A long credit history is one of the five factors that make up a credit score. Though it may seem minor compared to other factors, such as payment history and credit utilization, this category can help lenders see that you have a solid track record of responsible debt management and are likely to pay back what you borrow.

This credit scoring category takes into account how long your individual accounts have been open and, if applicable, the age of your credit history as a whole. Generally, the longer your credit history is, the higher your score will be. A good rule of thumb is to keep your credit cards and other accounts open for as long as possible, especially revolving accounts like credit card balances.

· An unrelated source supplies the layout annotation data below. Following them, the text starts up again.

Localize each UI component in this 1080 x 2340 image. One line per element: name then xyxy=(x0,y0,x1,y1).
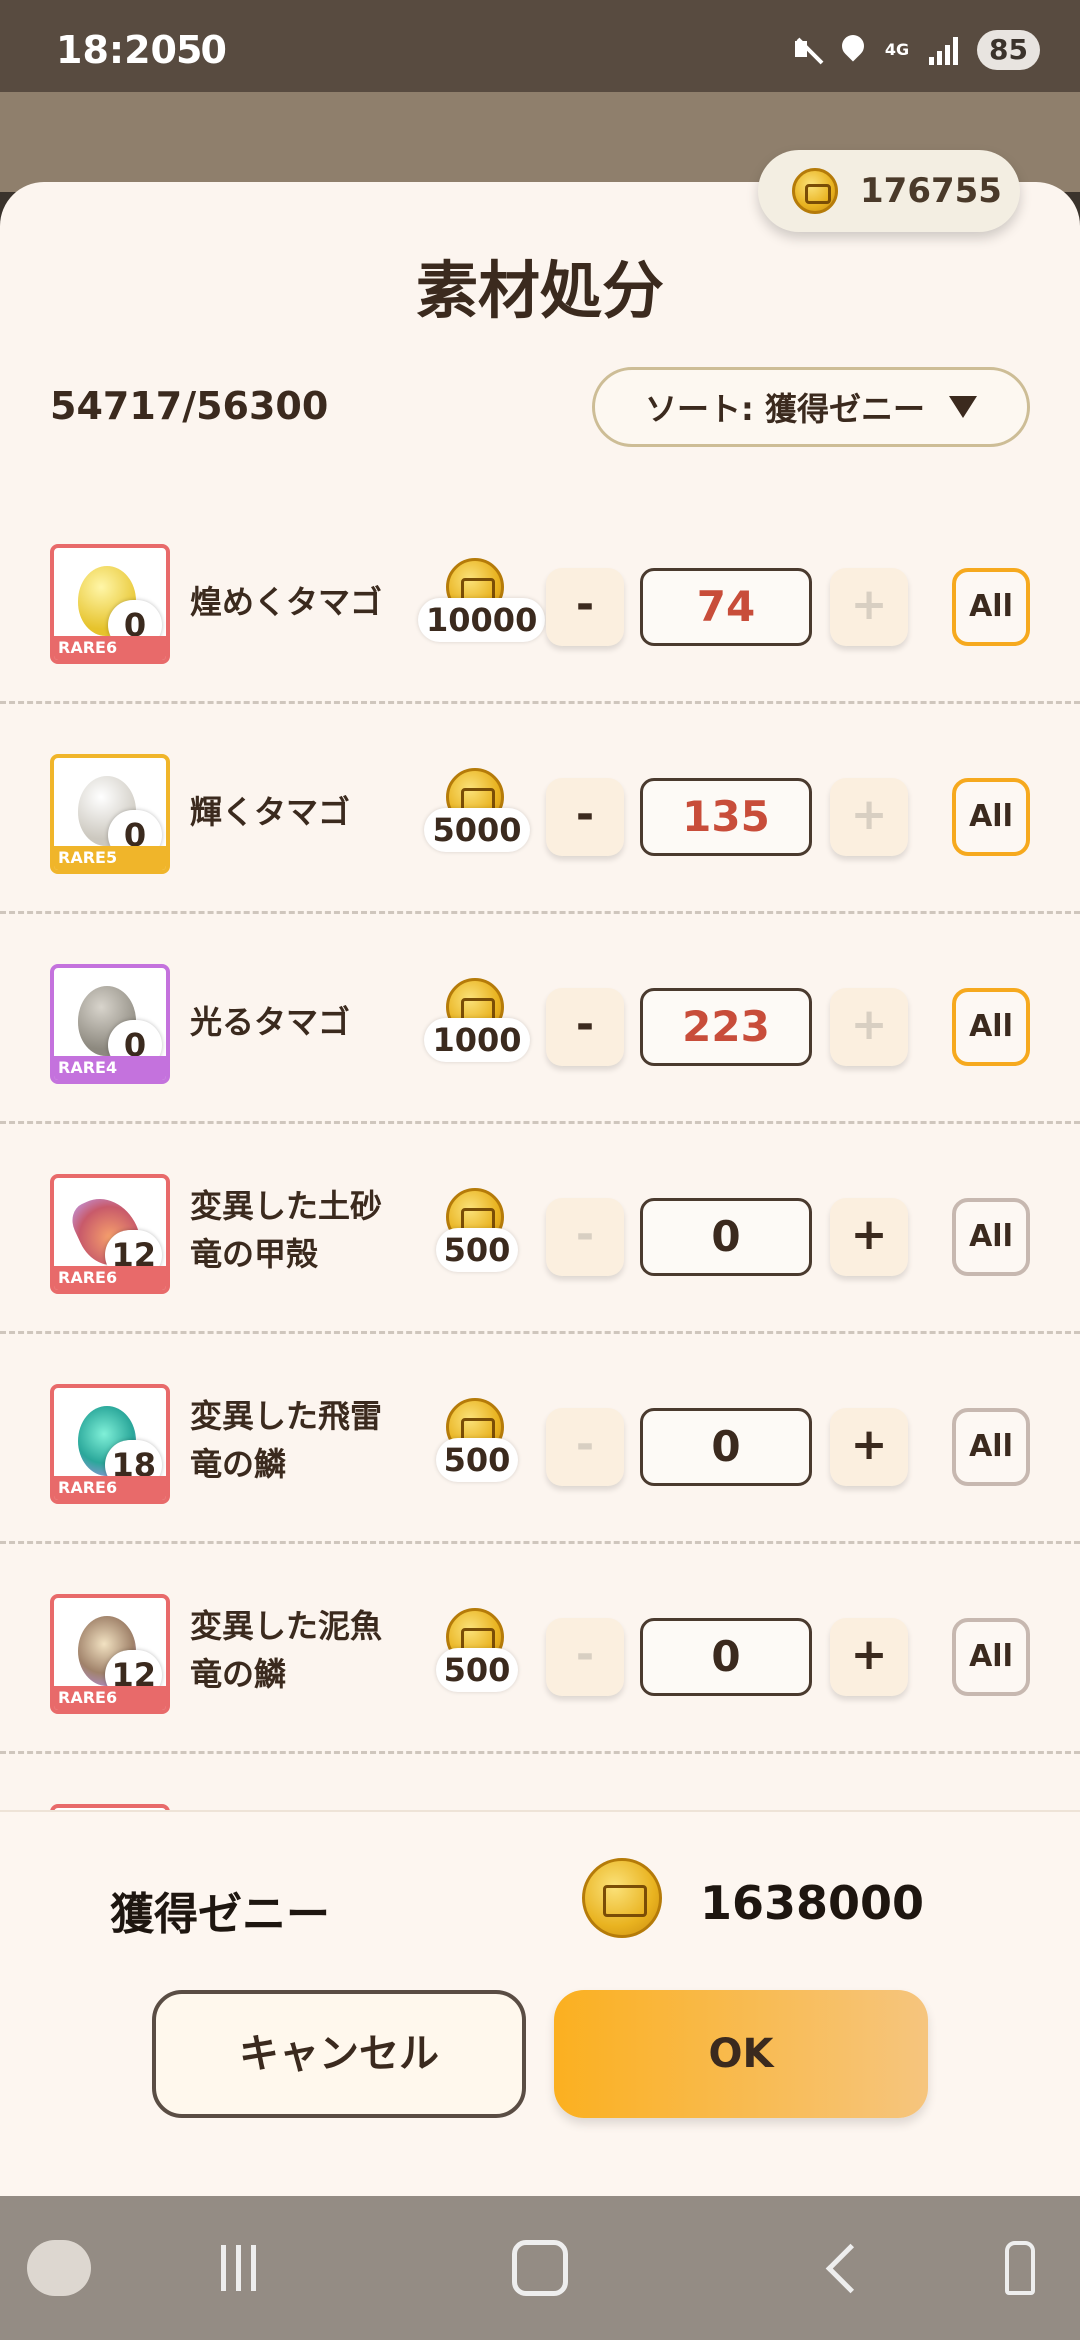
zeny-balance-value: 176755 xyxy=(860,171,1002,211)
quantity-field[interactable]: 74 xyxy=(640,568,812,646)
decrease-button[interactable]: - xyxy=(546,988,624,1066)
material-row: 18 RARE6 変異した飛雷 竜の鱗 500 - 0 + All xyxy=(0,1334,1080,1544)
rarity-tag: RARE4 xyxy=(54,1056,166,1080)
material-row: 0 RARE4 光るタマゴ 1000 - 223 + All xyxy=(0,914,1080,1124)
earned-zeny-value: 1638000 xyxy=(700,1876,925,1930)
quantity-field[interactable]: 223 xyxy=(640,988,812,1066)
rarity-tag: RARE6 xyxy=(54,636,166,660)
price-value: 5000 xyxy=(424,808,530,852)
earned-zeny-label: 獲得ゼニー xyxy=(110,1889,330,1940)
select-all-button[interactable]: All xyxy=(952,988,1030,1066)
unit-price: 500 xyxy=(418,1394,536,1494)
home-button[interactable] xyxy=(512,2236,568,2300)
increase-button[interactable]: + xyxy=(830,988,908,1066)
increase-button[interactable]: + xyxy=(830,778,908,856)
coin-icon xyxy=(582,1858,662,1938)
rarity-tag: RARE6 xyxy=(54,1686,166,1710)
back-button[interactable] xyxy=(822,2236,878,2300)
status-extra: 50 xyxy=(176,28,227,72)
quantity-field[interactable]: 0 xyxy=(640,1618,812,1696)
material-thumbnail[interactable]: 12 RARE6 xyxy=(50,1174,170,1294)
quantity-field[interactable]: 135 xyxy=(640,778,812,856)
select-all-button[interactable]: All xyxy=(952,1408,1030,1486)
price-value: 500 xyxy=(435,1648,519,1692)
battery-indicator: 85 xyxy=(977,30,1040,70)
quantity-field[interactable]: 0 xyxy=(640,1408,812,1486)
rarity-tag: RARE6 xyxy=(54,1476,166,1500)
select-all-button[interactable]: All xyxy=(952,568,1030,646)
material-thumbnail[interactable]: 18 RARE6 xyxy=(50,1384,170,1504)
material-row: 12 RARE6 変異した土砂 竜の甲殻 500 - 0 + All xyxy=(0,1124,1080,1334)
cancel-button[interactable]: キャンセル xyxy=(152,1990,526,2118)
select-all-button[interactable]: All xyxy=(952,1618,1030,1696)
select-all-button[interactable]: All xyxy=(952,778,1030,856)
sort-arrow-icon xyxy=(948,396,977,418)
decrease-button[interactable]: - xyxy=(546,1618,624,1696)
material-name: 変異した土砂 竜の甲殻 xyxy=(190,1182,400,1278)
location-icon xyxy=(841,35,865,65)
increase-button[interactable]: + xyxy=(830,1408,908,1486)
price-value: 500 xyxy=(435,1438,519,1482)
decrease-button[interactable]: - xyxy=(546,1408,624,1486)
unit-price: 500 xyxy=(418,1604,536,1704)
material-thumbnail[interactable]: 12 RARE6 xyxy=(50,1594,170,1714)
quantity-field[interactable]: 0 xyxy=(640,1198,812,1276)
price-value: 1000 xyxy=(424,1018,530,1062)
increase-button[interactable]: + xyxy=(830,1618,908,1696)
material-name-line2: 竜の鱗 xyxy=(190,1655,287,1693)
material-name-line1: 変異した土砂 xyxy=(190,1187,383,1225)
unit-price: 5000 xyxy=(418,764,536,864)
decrease-button[interactable]: - xyxy=(546,1198,624,1276)
price-value: 500 xyxy=(435,1228,519,1272)
material-row: 0 RARE6 煌めくタマゴ 10000 - 74 + All xyxy=(0,494,1080,704)
rarity-tag: RARE5 xyxy=(54,846,166,870)
decrease-button[interactable]: - xyxy=(546,568,624,646)
material-name: 変異した飛雷 竜の鱗 xyxy=(190,1392,400,1488)
increase-button[interactable]: + xyxy=(830,1198,908,1276)
material-thumbnail[interactable]: 0 RARE5 xyxy=(50,754,170,874)
material-name-line1: 変異した泥魚 xyxy=(190,1607,383,1645)
material-row: 12 RARE6 変異した泥魚 竜の鱗 500 - 0 + All xyxy=(0,1544,1080,1754)
coin-icon xyxy=(792,168,838,214)
select-all-button[interactable]: All xyxy=(952,1198,1030,1276)
unit-price: 500 xyxy=(418,1184,536,1284)
zeny-balance: 176755 xyxy=(758,150,1020,232)
signal-icon xyxy=(929,35,959,65)
rarity-tag: RARE6 xyxy=(54,1266,166,1290)
sort-label: ソート: 獲得ゼニー xyxy=(645,390,925,428)
status-bar: 18:20 50 4G 85 xyxy=(0,0,1080,92)
material-name: 光るタマゴ xyxy=(190,1003,351,1041)
game-launcher-icon[interactable] xyxy=(24,2236,94,2300)
material-thumbnail[interactable]: 0 RARE4 xyxy=(50,964,170,1084)
system-nav-bar xyxy=(0,2196,1080,2340)
material-capacity: 54717/56300 xyxy=(50,384,329,428)
material-name: 変異した泥魚 竜の鱗 xyxy=(190,1602,400,1698)
material-name: 煌めくタマゴ xyxy=(190,583,383,621)
network-type: 4G xyxy=(884,40,910,59)
page-title: 素材処分 xyxy=(415,254,664,327)
mute-icon xyxy=(793,33,823,67)
material-row: 0 RARE5 輝くタマゴ 5000 - 135 + All xyxy=(0,704,1080,914)
status-icons: 4G 85 xyxy=(793,30,1040,70)
status-time: 18:20 xyxy=(56,28,177,72)
ok-button[interactable]: OK xyxy=(554,1990,928,2118)
price-value: 10000 xyxy=(418,598,546,642)
touch-lock-icon[interactable] xyxy=(990,2236,1050,2300)
material-thumbnail[interactable]: 0 RARE6 xyxy=(50,544,170,664)
unit-price: 10000 xyxy=(418,554,546,654)
material-name: 輝くタマゴ xyxy=(190,793,351,831)
material-name-line2: 竜の甲殻 xyxy=(190,1235,319,1273)
increase-button[interactable]: + xyxy=(830,568,908,646)
sort-dropdown[interactable]: ソート: 獲得ゼニー xyxy=(592,367,1030,447)
recents-button[interactable] xyxy=(206,2236,270,2300)
material-name-line1: 変異した飛雷 xyxy=(190,1397,383,1435)
material-name-line2: 竜の鱗 xyxy=(190,1445,287,1483)
decrease-button[interactable]: - xyxy=(546,778,624,856)
footer-panel: 獲得ゼニー 1638000 キャンセル OK xyxy=(0,1810,1080,2196)
unit-price: 1000 xyxy=(418,974,536,1074)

It’s important to note that “credit history” is different from credit age, which can be misleading because these terms are often used interchangeably. However, while credit score models may consider both of these attributes in calculating your credit score, they are typically calculated using different criteria and weightings. For instance, credit scoring models might take into account the average age of your accounts or might only count the age of your oldest account.

This information is gathered by credit reporting agencies, which include the three major credit bureaus: Equifax, Experian, and TransUnion. This information is then compiled into your credit report, which contains the bulk of what determines your credit scores. Items on your credit reports stay there for up to seven years, so it’s important to keep these records clean.